Una de las artistas más poderosas y olímpicas que hemos conocido en los Estados Unidos es, un martes a la hora de comer -y lo digo de todo corazón-, una señora cualquiera. La que está detrás de ti en un supermercado, quizá, que se fija en la ricota de tu carrito y se emociona con lo cremosa que está. («Me encanta ir al supermercado», me dijo).
Después de comer, Streisand estaba lista para relajarse y necesitaba estirar la espalda, que últimamente le ha dado problemas. Relajarse significaba soltar a sus tres Cotons de Tulear, perros blancos como copos de nieve, más blancos de hecho, como dientes blanqueados. Significaba retirarse a la sala de estar.
Así que bajé por un pasillo empapelado con más cuadros y entré en otra parte de la casa que no tenía el aire de presentación y conservación que caracterizaba al resto de la casa. La cocina estaba aquí, por un lado.
Por otro, James Brolin estaba encorvado sobre una mesa redonda. Streisand le llama Jim, y Jim iba en camiseta y pantalón de jogging, cruzando información en un iPad con lo que escribía en una hoja de papel. Estaba anotando títulos de películas para ver más tarde en la noche de cine. Acababan de hacer un maratón de Scorsese.
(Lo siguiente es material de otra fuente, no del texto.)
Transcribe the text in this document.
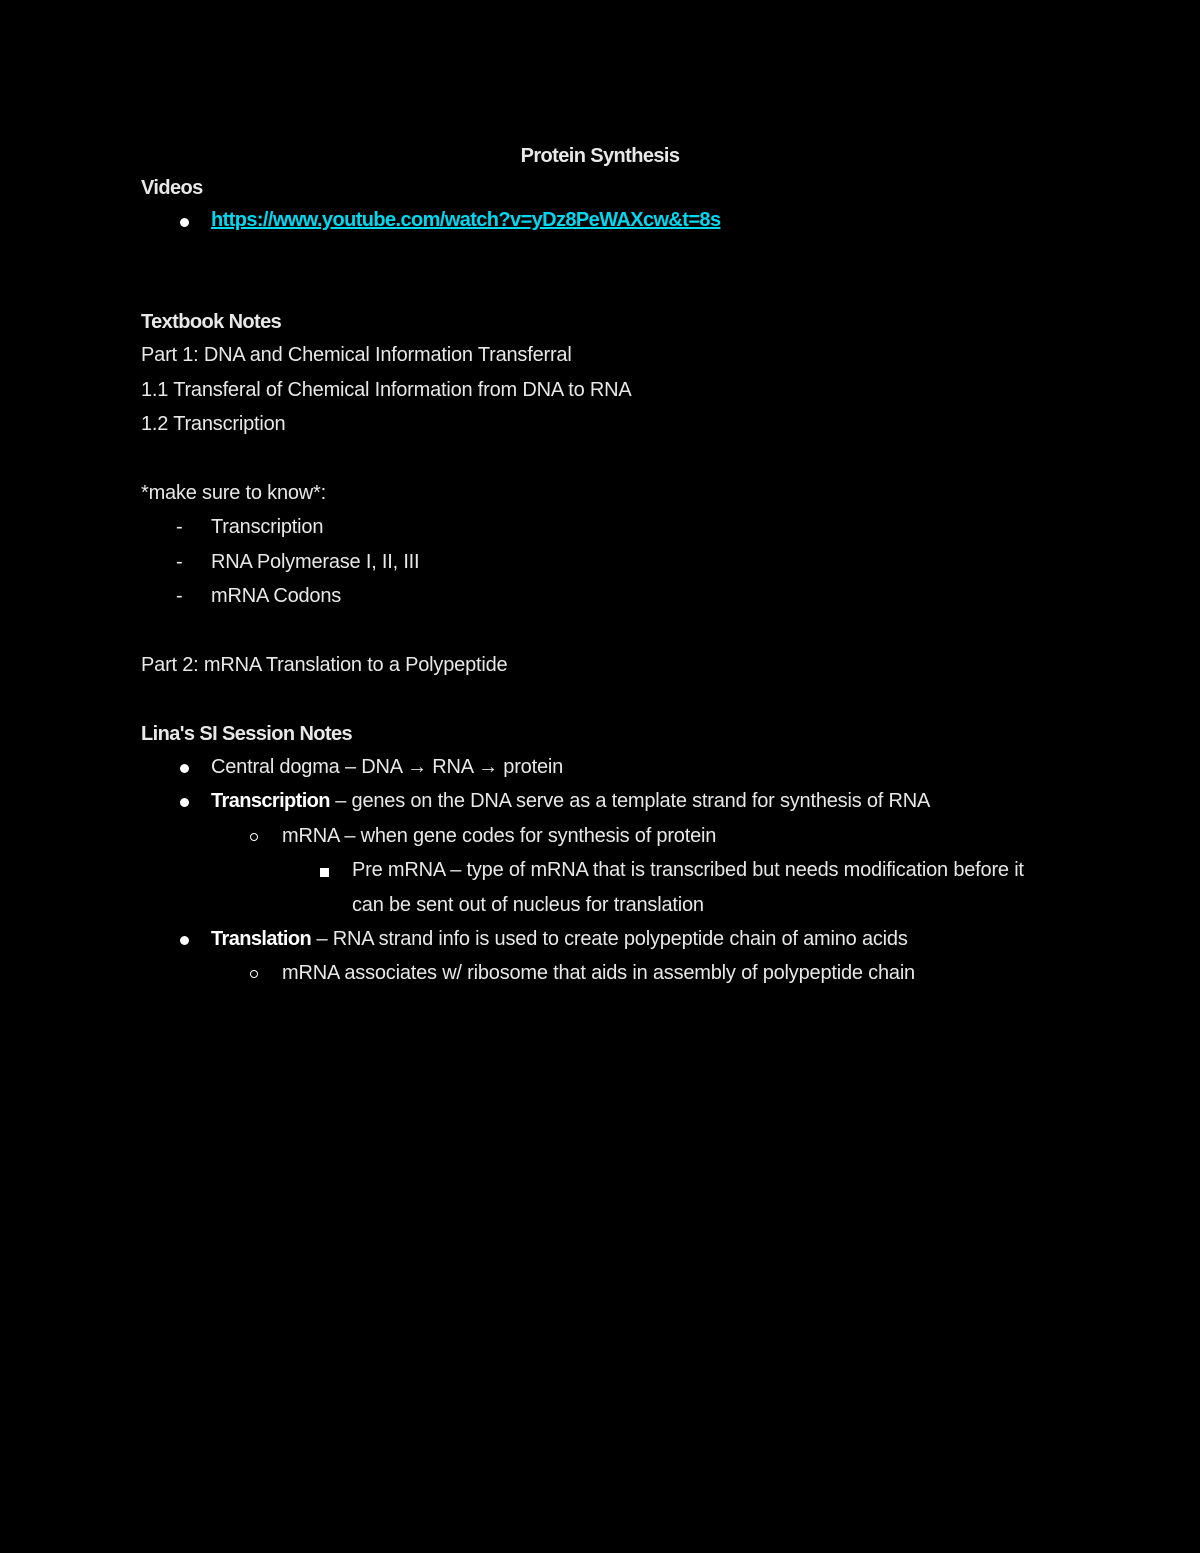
Protein Synthesis
Videos
https://www.youtube.com/watch?v=yDz8PeWAXcw&t=8s
Textbook Notes
Part 1: DNA and Chemical Information Transferral
1.1 Transferal of Chemical Information from DNA to RNA
1.2 Transcription
*make sure to know*:
- Transcription
- RNA Polymerase I, II, III
- mRNA Codons
Part 2: mRNA Translation to a Polypeptide
Lina's SI Session Notes
Central dogma – DNA → RNA → protein
Transcription – genes on the DNA serve as a template strand for synthesis of RNA
mRNA – when gene codes for synthesis of protein
Pre mRNA – type of mRNA that is transcribed but needs modification before it
can be sent out of nucleus for translation
Translation – RNA strand info is used to create polypeptide chain of amino acids
mRNA associates w/ ribosome that aids in assembly of polypeptide chain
Hay vida por toda la propiedad. Pero aquí, en la sala de estar, es donde viven todos, incluido ese retrato de Sammie que, de momento, estaba apoyado en el suelo porque «ya no tengo sitios donde colgar nada», dijo. Así puede verlo desde el sofá mientras ve la televisión.
Esta parte de la casa parece ser el único lugar donde se desparrama algo. «No está tan ordenada», me dijo. «Es decir, tengo las cosas que necesito a mi alrededor». Como sus mascotas, como Jim. «Es una sala de juegos. Vemos la tele, tenemos a los perros en el regazo. Es más desordenado».
En muchos sentidos, se sentía como un secreto, el cómodo caos de esta zona era preferible al control que se exhibía en todas partes. Streisand parecía estar en casa porque lo estaba. Tomó asiento y se dispuso a darles una golosina a los perros, los clones de laboratorio de Fanny y Sammie, Scarlet y Violet. La miraban con paciencia expectante.
He visto a decenas de perros anticiparse a una golosina. Es como si los de Streisand se hubieran enterado de la alocada actitud de los otros perros y se hubieran sentado pacientemente mientras Streisand les daba un bocado o dos a cada uno. Incluso ella parecía impresionada. He aquí otro de los extraños efectos del estrellato. Sin nosotros, es martes.